From memory Di Humphries came and went in the 2010's decade, like a revolving door and I can't remember the overall timing of her comings and goings, but I'll follow suit and let the numbers do the talking.  Glassons Au sales in 2011 were $36m and that grew at only just on a 5% CAGR through to 2017 to $50m and since James was appointed sales have more than quadrupled from $50m to $218m and grown at a 23% CAGR.  Who is responsible for the recent growth, I think the numbers speak for themselves but acknowledge others will have a different view that foundations were laid that were vital for the recent growth and that's fine.  All that really matters to me as a shareholder is the Australian growth is working and its strong even at the bottom of the retail cycle.

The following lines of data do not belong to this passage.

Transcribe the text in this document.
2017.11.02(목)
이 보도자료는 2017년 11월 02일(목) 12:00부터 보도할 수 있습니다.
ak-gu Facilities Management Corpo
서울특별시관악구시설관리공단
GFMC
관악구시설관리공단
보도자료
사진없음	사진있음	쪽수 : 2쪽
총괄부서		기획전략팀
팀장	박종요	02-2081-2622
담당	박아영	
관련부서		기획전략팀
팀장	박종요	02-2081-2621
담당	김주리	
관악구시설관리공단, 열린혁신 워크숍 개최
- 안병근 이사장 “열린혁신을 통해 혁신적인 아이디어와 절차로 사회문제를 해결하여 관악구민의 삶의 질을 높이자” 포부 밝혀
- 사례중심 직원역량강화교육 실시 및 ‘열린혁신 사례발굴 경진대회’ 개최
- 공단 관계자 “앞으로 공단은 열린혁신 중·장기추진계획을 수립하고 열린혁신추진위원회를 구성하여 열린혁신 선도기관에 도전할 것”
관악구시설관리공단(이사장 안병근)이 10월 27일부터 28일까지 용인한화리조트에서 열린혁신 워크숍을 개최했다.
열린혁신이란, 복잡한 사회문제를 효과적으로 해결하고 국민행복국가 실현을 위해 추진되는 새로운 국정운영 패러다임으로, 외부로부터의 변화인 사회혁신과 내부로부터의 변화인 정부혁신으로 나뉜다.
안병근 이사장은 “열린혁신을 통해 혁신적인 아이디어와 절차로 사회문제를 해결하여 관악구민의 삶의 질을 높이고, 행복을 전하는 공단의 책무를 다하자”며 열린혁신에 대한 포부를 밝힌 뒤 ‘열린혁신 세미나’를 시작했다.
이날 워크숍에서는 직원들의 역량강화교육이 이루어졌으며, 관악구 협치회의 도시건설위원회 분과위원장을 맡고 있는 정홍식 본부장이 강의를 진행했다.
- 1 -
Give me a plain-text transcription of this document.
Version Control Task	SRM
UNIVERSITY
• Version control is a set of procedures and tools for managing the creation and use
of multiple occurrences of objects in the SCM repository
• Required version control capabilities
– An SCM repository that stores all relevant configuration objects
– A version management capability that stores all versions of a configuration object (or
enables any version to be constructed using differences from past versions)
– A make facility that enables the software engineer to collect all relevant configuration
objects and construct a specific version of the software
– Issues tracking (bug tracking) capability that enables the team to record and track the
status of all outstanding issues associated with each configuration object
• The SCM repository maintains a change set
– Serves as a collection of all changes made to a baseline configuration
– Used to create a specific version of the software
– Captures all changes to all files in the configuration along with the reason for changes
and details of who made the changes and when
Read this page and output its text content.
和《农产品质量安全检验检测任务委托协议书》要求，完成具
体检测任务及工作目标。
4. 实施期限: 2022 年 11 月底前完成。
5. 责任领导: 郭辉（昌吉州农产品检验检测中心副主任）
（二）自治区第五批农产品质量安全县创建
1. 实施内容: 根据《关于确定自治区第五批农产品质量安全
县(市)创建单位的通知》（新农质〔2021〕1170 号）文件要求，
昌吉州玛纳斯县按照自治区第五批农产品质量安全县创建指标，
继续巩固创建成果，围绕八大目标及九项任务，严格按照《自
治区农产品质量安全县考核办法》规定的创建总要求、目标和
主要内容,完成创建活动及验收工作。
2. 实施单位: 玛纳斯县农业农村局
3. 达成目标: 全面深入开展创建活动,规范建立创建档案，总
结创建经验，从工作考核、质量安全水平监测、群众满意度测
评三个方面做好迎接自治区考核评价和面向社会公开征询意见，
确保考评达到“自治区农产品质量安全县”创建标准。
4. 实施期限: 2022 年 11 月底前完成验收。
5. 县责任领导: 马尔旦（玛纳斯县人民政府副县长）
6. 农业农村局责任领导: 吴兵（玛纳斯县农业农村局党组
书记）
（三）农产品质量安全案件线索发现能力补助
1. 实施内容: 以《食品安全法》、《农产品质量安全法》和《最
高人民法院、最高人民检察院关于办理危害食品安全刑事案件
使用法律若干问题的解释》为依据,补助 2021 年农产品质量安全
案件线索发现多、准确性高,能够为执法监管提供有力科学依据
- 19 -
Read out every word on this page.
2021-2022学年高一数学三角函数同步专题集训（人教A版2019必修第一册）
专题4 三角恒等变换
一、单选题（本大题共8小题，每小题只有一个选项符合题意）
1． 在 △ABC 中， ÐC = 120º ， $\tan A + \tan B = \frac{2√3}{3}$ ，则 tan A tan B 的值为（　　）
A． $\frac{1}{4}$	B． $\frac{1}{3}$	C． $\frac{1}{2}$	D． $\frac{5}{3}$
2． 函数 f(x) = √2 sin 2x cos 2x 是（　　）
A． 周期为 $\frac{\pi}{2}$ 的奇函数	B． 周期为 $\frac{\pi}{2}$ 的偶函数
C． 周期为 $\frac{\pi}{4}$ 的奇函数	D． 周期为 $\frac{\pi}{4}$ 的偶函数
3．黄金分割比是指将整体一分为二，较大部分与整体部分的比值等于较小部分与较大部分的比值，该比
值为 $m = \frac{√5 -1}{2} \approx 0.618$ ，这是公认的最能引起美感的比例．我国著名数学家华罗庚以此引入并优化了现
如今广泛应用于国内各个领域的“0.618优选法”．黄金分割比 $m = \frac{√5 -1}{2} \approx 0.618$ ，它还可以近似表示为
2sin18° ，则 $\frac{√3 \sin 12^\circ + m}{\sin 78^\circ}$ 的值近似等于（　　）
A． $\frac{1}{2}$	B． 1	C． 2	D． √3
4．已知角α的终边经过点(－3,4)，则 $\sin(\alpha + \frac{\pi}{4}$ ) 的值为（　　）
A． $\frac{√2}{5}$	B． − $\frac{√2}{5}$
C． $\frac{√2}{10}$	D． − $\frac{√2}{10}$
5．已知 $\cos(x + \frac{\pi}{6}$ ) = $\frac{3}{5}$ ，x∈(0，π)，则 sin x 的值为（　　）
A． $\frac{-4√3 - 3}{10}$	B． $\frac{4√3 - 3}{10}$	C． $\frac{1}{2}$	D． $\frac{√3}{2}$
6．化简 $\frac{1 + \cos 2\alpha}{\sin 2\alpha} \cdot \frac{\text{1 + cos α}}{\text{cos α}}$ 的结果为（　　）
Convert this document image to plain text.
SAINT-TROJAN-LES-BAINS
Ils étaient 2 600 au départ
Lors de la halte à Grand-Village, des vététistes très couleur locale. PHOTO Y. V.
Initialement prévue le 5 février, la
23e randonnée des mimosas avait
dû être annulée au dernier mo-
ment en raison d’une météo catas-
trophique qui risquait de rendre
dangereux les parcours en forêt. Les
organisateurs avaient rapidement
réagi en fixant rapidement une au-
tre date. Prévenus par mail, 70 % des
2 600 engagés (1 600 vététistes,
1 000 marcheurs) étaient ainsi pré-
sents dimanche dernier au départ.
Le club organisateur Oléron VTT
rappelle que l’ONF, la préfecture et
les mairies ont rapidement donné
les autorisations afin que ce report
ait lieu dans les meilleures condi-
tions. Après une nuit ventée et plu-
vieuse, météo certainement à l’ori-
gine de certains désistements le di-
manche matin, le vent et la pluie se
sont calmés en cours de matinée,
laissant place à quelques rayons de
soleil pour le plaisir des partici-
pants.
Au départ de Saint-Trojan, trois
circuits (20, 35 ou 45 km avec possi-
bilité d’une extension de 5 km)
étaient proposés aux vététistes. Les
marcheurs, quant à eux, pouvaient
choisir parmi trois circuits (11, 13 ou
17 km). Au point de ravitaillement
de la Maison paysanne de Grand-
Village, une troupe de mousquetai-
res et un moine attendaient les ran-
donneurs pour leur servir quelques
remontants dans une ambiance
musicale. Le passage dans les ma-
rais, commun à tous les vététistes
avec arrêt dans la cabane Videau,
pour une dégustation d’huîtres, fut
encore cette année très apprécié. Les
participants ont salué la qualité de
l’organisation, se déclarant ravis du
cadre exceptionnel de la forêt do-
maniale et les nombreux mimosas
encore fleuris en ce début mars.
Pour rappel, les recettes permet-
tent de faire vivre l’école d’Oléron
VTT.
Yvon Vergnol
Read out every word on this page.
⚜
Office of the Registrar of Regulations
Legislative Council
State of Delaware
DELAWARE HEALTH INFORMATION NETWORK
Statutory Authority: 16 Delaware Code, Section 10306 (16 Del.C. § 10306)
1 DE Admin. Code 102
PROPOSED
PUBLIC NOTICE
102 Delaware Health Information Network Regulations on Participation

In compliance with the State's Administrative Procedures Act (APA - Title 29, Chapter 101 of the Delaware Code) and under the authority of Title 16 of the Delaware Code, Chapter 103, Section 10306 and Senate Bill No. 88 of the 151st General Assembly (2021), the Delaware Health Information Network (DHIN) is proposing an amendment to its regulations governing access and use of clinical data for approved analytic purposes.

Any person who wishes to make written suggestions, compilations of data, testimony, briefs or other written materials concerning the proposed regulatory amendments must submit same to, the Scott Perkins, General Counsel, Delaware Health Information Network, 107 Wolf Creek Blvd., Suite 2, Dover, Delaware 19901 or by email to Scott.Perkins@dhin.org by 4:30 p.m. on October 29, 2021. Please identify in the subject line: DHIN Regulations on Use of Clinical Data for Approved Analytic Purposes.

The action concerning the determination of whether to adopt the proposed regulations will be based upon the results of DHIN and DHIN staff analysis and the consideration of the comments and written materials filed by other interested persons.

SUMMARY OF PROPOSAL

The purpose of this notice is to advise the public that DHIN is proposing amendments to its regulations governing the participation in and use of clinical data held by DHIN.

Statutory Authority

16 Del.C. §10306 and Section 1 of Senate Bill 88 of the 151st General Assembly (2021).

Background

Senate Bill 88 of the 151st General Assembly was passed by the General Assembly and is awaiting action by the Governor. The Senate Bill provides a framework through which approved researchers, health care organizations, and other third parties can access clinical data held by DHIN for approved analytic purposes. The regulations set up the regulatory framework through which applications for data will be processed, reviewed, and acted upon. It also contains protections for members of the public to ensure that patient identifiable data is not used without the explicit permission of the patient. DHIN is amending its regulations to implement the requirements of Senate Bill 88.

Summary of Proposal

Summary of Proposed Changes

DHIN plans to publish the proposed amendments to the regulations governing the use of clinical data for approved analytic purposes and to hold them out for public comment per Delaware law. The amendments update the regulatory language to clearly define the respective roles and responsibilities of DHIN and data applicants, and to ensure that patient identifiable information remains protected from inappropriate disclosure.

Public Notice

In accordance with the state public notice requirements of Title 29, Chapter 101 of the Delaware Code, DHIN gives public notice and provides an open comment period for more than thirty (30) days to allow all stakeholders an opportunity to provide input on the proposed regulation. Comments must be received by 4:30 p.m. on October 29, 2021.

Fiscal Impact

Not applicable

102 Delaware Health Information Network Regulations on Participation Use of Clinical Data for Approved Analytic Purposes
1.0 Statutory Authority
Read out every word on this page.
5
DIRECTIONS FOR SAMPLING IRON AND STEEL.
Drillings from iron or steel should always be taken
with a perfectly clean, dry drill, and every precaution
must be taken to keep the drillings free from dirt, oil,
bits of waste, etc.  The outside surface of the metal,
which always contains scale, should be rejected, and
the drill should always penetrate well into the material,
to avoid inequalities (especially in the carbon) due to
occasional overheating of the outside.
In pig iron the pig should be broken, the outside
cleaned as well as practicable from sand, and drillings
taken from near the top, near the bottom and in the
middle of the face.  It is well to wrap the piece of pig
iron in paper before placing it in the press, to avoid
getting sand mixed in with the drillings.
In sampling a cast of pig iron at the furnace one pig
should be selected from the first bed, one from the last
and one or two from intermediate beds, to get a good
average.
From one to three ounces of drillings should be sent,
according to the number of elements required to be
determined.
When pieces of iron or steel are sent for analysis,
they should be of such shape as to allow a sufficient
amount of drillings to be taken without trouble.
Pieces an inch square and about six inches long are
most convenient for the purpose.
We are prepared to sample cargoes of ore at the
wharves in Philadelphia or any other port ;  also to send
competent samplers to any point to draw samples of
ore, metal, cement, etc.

That said, Winner me Ol mate, you make a fair point about FY18 growth, and I accept Di laid the foundations for that but threefold sales growth in 6 years is very impressive to.  Perhaps you underrate James's skills a little?

I think it's a bit too early to be making estimations of FY25 eps.  My investment thesis is quite simple, I'm in like a hungry dividend hound for the 10% gross dividend yield and very confident of earnings / dividend growth in the years ahead as the economy recovers, translating into the share price hopefully heading north over time.  They're in a VERY strong position with just on 75 cents per share in cash on the balance sheet.  Take that out from the current share price and the metrics look even more compelling.  As I see it, you're paying a no growth PE of about 9.5-10 times, (about 8.5 times adjusting for cash on the balance sheet), forward earnings for a company with a well proven history of strong growth in Australia and all this at the bottom of the economic cycle. 

winner (n)

Glassons AU sales per store have doubled since 2018

Testament to their expansion and upgrade plans .....James doing lol

Basil

#1228
Quote from: winner (n) on Oct 01, 2024, 02:18 PMTestament to their expansion and upgrade plans .....James doing lol
Very impressive doubling same store sales and adding some more. I fixed that and put it in proper sized font and colour for you lol
20% return on capital with new stores...gosh, maybe they should open a few more really soon.

lorraina

With James Glasson firing up Glasson the huge side effect will be more Malls wanting him to open up a store in their Mall.